Living the Dream - 43. Expat

Expat

If you choose to live the dream, to move to a new country, you will become an expatriate, an expat. I have been one, on and off, for most of my life.

I left school and went to live in France and was away for seventeen years. After thirteen years back in the UK, Cyprus beckoned.

Advice

Living abroad presents challenges. Everything works differently, often in a foreign language. Seeing a Doctor becomes a major project of its own, riven with anxiety. Fellow expats, those here longer, become your guides. They tell you where to go, who speaks your language, what to expect, how much it costs, and how to best go about it. In my experience, a large percentage of the advice received is selective and flawed, but it is almost always firm and definite.

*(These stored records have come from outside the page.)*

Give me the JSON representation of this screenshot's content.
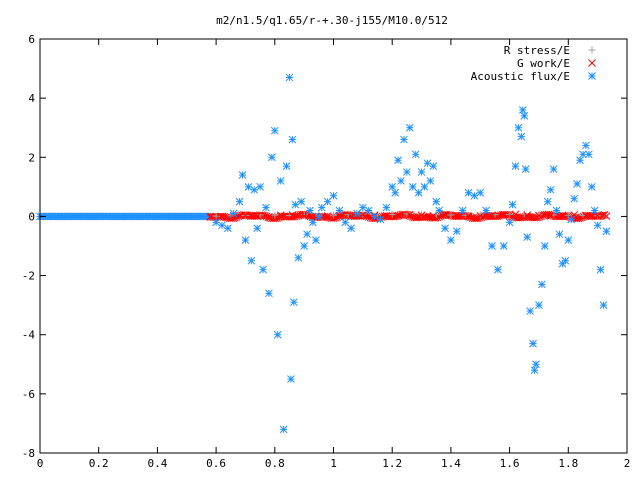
{
  "chart_data": {
    "type": "scatter",
    "title": "m2/n1.5/q1.65/r-+.30-j155/M10.0/512",
    "xlabel": "",
    "ylabel": "",
    "xlim": [
      0,
      2
    ],
    "ylim": [
      -8,
      6
    ],
    "x_ticks": [
      "0",
      "0.2",
      "0.4",
      "0.6",
      "0.8",
      "1",
      "1.2",
      "1.4",
      "1.6",
      "1.8",
      "2"
    ],
    "x_tick_values": [
      0,
      0.2,
      0.4,
      0.6,
      0.8,
      1.0,
      1.2,
      1.4,
      1.6,
      1.8,
      2.0
    ],
    "y_ticks": [
      "6",
      "4",
      "2",
      "0",
      "-2",
      "-4",
      "-6",
      "-8"
    ],
    "y_tick_values": [
      6,
      4,
      2,
      0,
      -2,
      -4,
      -6,
      -8
    ],
    "grid": false,
    "legend_position": "top-right",
    "series": [
      {
        "name": "R stress/E",
        "marker": "plus",
        "color": "#a0a0a0",
        "x": [
          0.6,
          0.65,
          0.7,
          0.75,
          0.8,
          0.85,
          0.9,
          0.95,
          1.0,
          1.05,
          1.1,
          1.15,
          1.2,
          1.25,
          1.3,
          1.35,
          1.4,
          1.45,
          1.5,
          1.55,
          1.6,
          1.65,
          1.7,
          1.75,
          1.8,
          1.85,
          1.9
        ],
        "y": [
          0.01,
          0.02,
          0.03,
          0.05,
          0.04,
          0.03,
          0.06,
          0.05,
          0.04,
          0.06,
          0.08,
          0.05,
          0.07,
          0.09,
          0.08,
          0.06,
          0.05,
          0.04,
          0.05,
          0.06,
          0.07,
          0.08,
          0.06,
          0.05,
          0.04,
          0.03,
          0.02
        ]
      },
      {
        "name": "G work/E",
        "marker": "cross",
        "color": "#ff0000",
        "x": [
          0.58,
          0.62,
          0.66,
          0.7,
          0.74,
          0.78,
          0.82,
          0.86,
          0.9,
          0.94,
          0.98,
          1.02,
          1.06,
          1.1,
          1.14,
          1.18,
          1.22,
          1.26,
          1.3,
          1.34,
          1.38,
          1.42,
          1.46,
          1.5,
          1.54,
          1.58,
          1.62,
          1.66,
          1.7,
          1.74,
          1.78,
          1.82,
          1.86,
          1.9,
          1.93
        ],
        "y": [
          -0.02,
          -0.01,
          0.02,
          0.03,
          0.01,
          -0.02,
          0.04,
          0.05,
          0.02,
          -0.03,
          0.01,
          0.03,
          0.02,
          0.05,
          0.04,
          0.02,
          0.03,
          0.06,
          0.04,
          0.02,
          0.05,
          0.03,
          0.01,
          0.02,
          0.03,
          0.05,
          0.07,
          0.04,
          0.03,
          0.02,
          0.04,
          0.05,
          0.03,
          0.02,
          0.01
        ]
      },
      {
        "name": "Acoustic flux/E",
        "marker": "star",
        "color": "#1e90ff",
        "x": [
          0.6,
          0.62,
          0.64,
          0.66,
          0.68,
          0.69,
          0.7,
          0.71,
          0.72,
          0.73,
          0.74,
          0.75,
          0.76,
          0.77,
          0.78,
          0.79,
          0.8,
          0.81,
          0.82,
          0.83,
          0.84,
          0.85,
          0.855,
          0.86,
          0.865,
          0.87,
          0.88,
          0.89,
          0.9,
          0.91,
          0.92,
          0.93,
          0.94,
          0.95,
          0.96,
          0.98,
          1.0,
          1.02,
          1.04,
          1.06,
          1.08,
          1.1,
          1.12,
          1.14,
          1.16,
          1.18,
          1.2,
          1.21,
          1.22,
          1.23,
          1.24,
          1.25,
          1.26,
          1.27,
          1.28,
          1.29,
          1.3,
          1.31,
          1.32,
          1.33,
          1.34,
          1.35,
          1.36,
          1.38,
          1.4,
          1.42,
          1.44,
          1.46,
          1.48,
          1.5,
          1.52,
          1.54,
          1.56,
          1.58,
          1.6,
          1.61,
          1.62,
          1.63,
          1.64,
          1.645,
          1.65,
          1.655,
          1.66,
          1.67,
          1.68,
          1.685,
          1.69,
          1.7,
          1.71,
          1.72,
          1.73,
          1.74,
          1.75,
          1.76,
          1.77,
          1.78,
          1.79,
          1.8,
          1.81,
          1.82,
          1.83,
          1.84,
          1.85,
          1.86,
          1.87,
          1.88,
          1.89,
          1.9,
          1.91,
          1.92,
          1.93
        ],
        "y": [
          -0.2,
          -0.3,
          -0.4,
          0.1,
          0.5,
          1.4,
          -0.8,
          1.0,
          -1.5,
          0.9,
          -0.4,
          1.0,
          -1.8,
          0.3,
          -2.6,
          2.0,
          2.9,
          -4.0,
          1.2,
          -7.2,
          1.7,
          4.7,
          -5.5,
          2.6,
          -2.9,
          0.4,
          -1.4,
          0.5,
          -1.0,
          -0.6,
          0.2,
          -0.2,
          -0.8,
          0.0,
          0.3,
          0.5,
          0.7,
          0.2,
          -0.2,
          -0.4,
          0.1,
          0.3,
          0.2,
          0.0,
          -0.1,
          0.3,
          1.0,
          0.8,
          1.9,
          1.2,
          2.6,
          1.5,
          3.0,
          1.0,
          2.1,
          0.8,
          1.5,
          1.0,
          1.8,
          1.2,
          1.7,
          0.5,
          0.2,
          -0.4,
          -0.8,
          -0.5,
          0.2,
          0.8,
          0.7,
          0.8,
          0.2,
          -1.0,
          -1.8,
          -1.0,
          -0.2,
          0.4,
          1.7,
          3.0,
          2.7,
          3.6,
          3.4,
          1.6,
          -0.7,
          -3.2,
          -4.3,
          -5.2,
          -5.0,
          -3.0,
          -2.3,
          -1.0,
          0.5,
          0.9,
          1.6,
          0.2,
          -0.6,
          -1.6,
          -1.5,
          -0.8,
          -0.1,
          0.6,
          1.1,
          1.9,
          2.1,
          2.4,
          2.1,
          1.0,
          0.2,
          -0.3,
          -1.8,
          -3.0,
          -0.5
        ]
      }
    ]
  }
}
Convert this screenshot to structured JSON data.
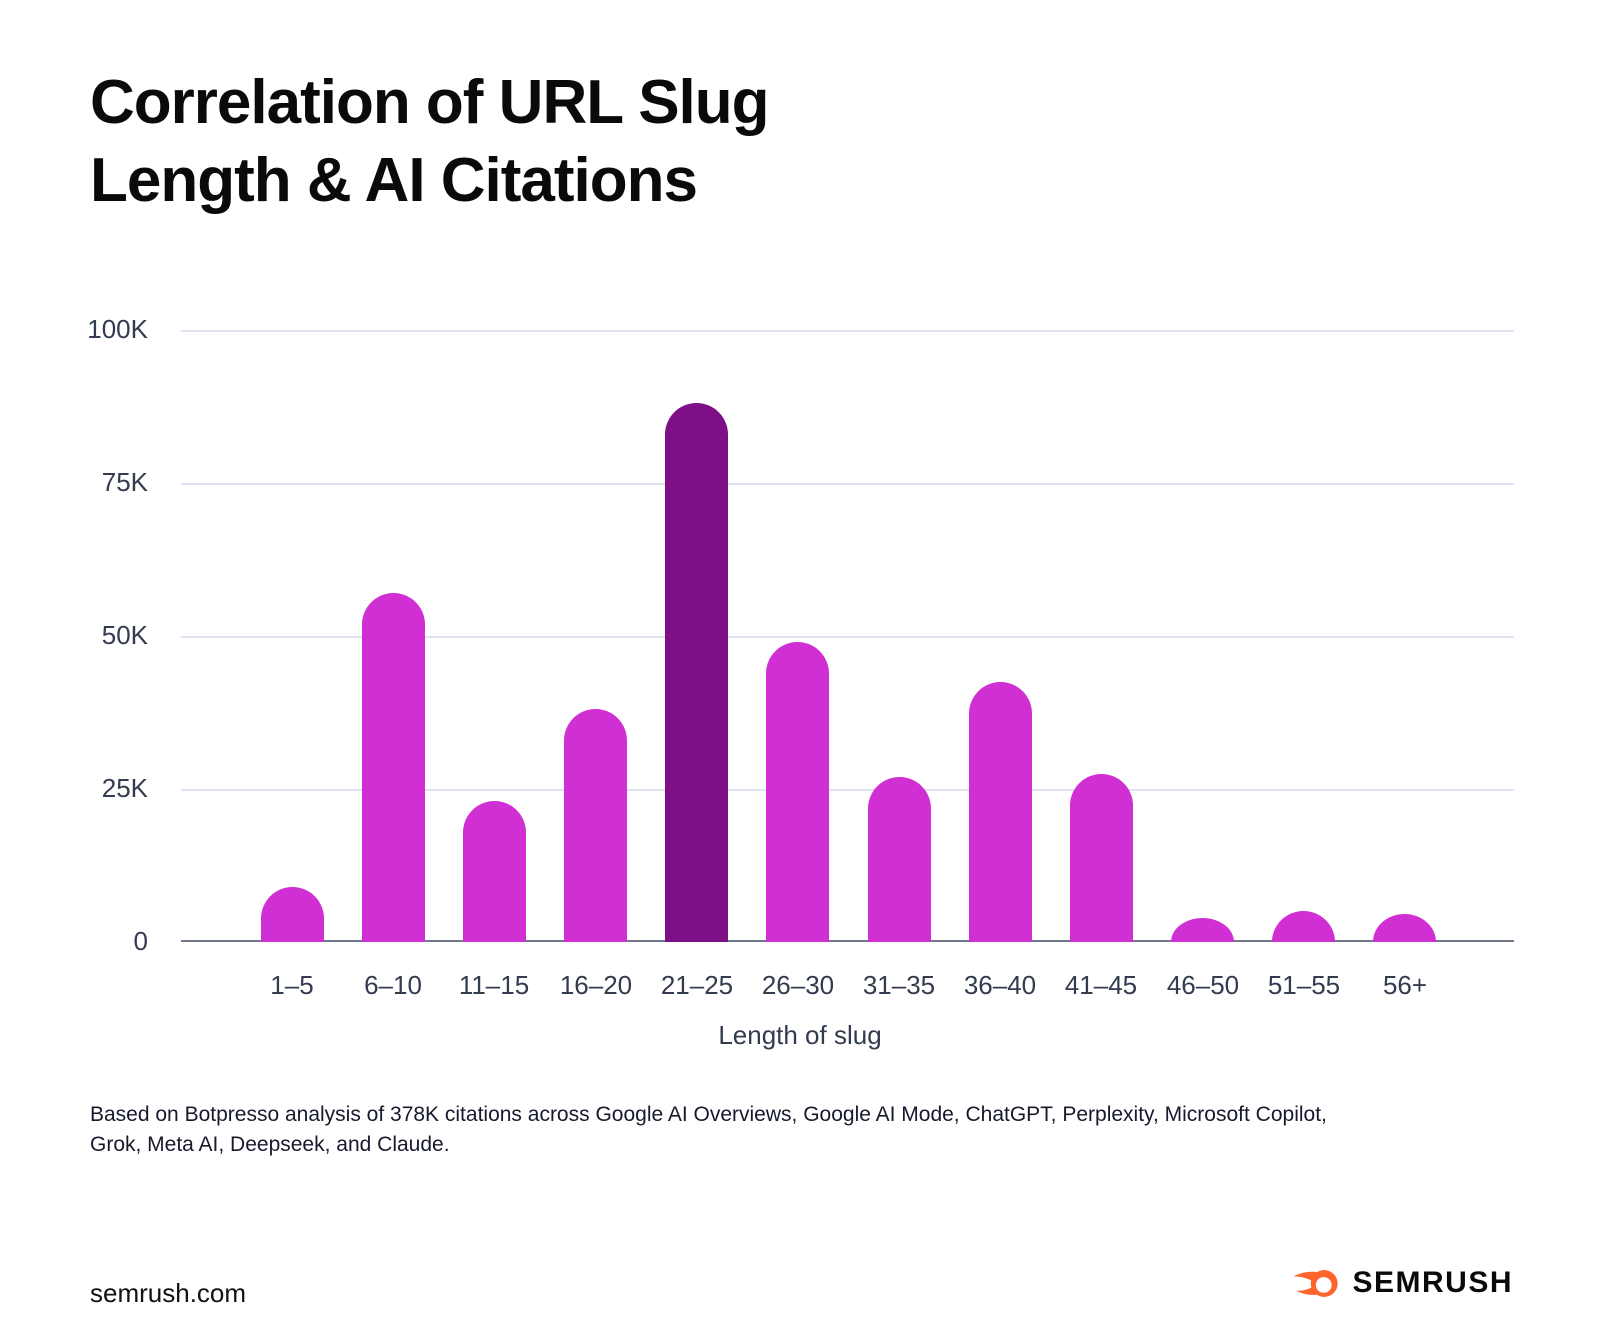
{
  "page": {
    "title": "Correlation of URL Slug\nLength & AI Citations",
    "footnote": "Based on Botpresso analysis of 378K citations across Google AI Overviews, Google AI Mode, ChatGPT, Perplexity, Microsoft Copilot,\nGrok, Meta AI, Deepseek, and Claude."
  },
  "chart_data": {
    "type": "bar",
    "title": "Correlation of URL Slug Length & AI Citations",
    "categories": [
      "1–5",
      "6–10",
      "11–15",
      "16–20",
      "21–25",
      "26–30",
      "31–35",
      "36–40",
      "41–45",
      "46–50",
      "51–55",
      "56+"
    ],
    "values": [
      9000,
      57000,
      23000,
      38000,
      88000,
      49000,
      27000,
      42500,
      27500,
      4000,
      5000,
      4500
    ],
    "highlight_index": 4,
    "highlight_category": "21–25",
    "xlabel": "Length of slug",
    "ylabel": "",
    "ylim": [
      0,
      100000
    ],
    "ytick_values": [
      100000,
      75000,
      50000,
      25000,
      0
    ],
    "ytick_labels": [
      "100K",
      "75K",
      "50K",
      "25K",
      "0"
    ],
    "grid": true,
    "legend": false,
    "bar_color": "#D02FD4",
    "highlight_color": "#7E0F86"
  },
  "colors": {
    "grid": "#DEE3F2",
    "axis_line": "#70798A",
    "tick_text": "#333B4E",
    "brand_orange": "#FF642D"
  },
  "footer": {
    "site": "semrush.com",
    "brand": "SEMRUSH"
  }
}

If you are not careful, the self-appointed experts can end up curating your life. “Don’t eat there, so and so got food poisoning. She was in hospital for months.” Or “George’s? Don’t buy a car there. He’s a bandit.” Before you know it, you find yourself parroting this advice to the new person you meet in the “expat-approved bar”, without ever having had any dealings with George at all. An entire world is built by these interactions; you become assimilated into a collective consciousness. Everyone shops in the same places. Eats and drinks in the same bars and restaurants, uses the same banks, medical services and contractors. Wherever you go, you meet people you know, reassuring yourself that you are in the right place.

Transience

By its nature, expat-life is transient. People come and go for work, or return home, or even decide to go be expat somewhere else. Sometimes, this can be tough, and quickly expats become inured to goodbyes. This promotes self-reliance, but can make us seem cold and uncaring. I have forged deep relationships as an expat, but I have forged many, many more temporary ones, that were close, intense even, but always temporary.

My Advice

There is a joy in being an expat. A feeling of kindred spirits, but it is artificial too. If I were to give advice…

Be curious. Make friends of every nationality, listen to their advice but test it for yourself. Be on the edge of expat circles, not in the heart of them. I know of some people whose life is so expat, that they effectively live in Britain but with better weather. Hey, I’m not judging, each to their own, but for me, one of the joys of being somewhere different is that, well, it’s different.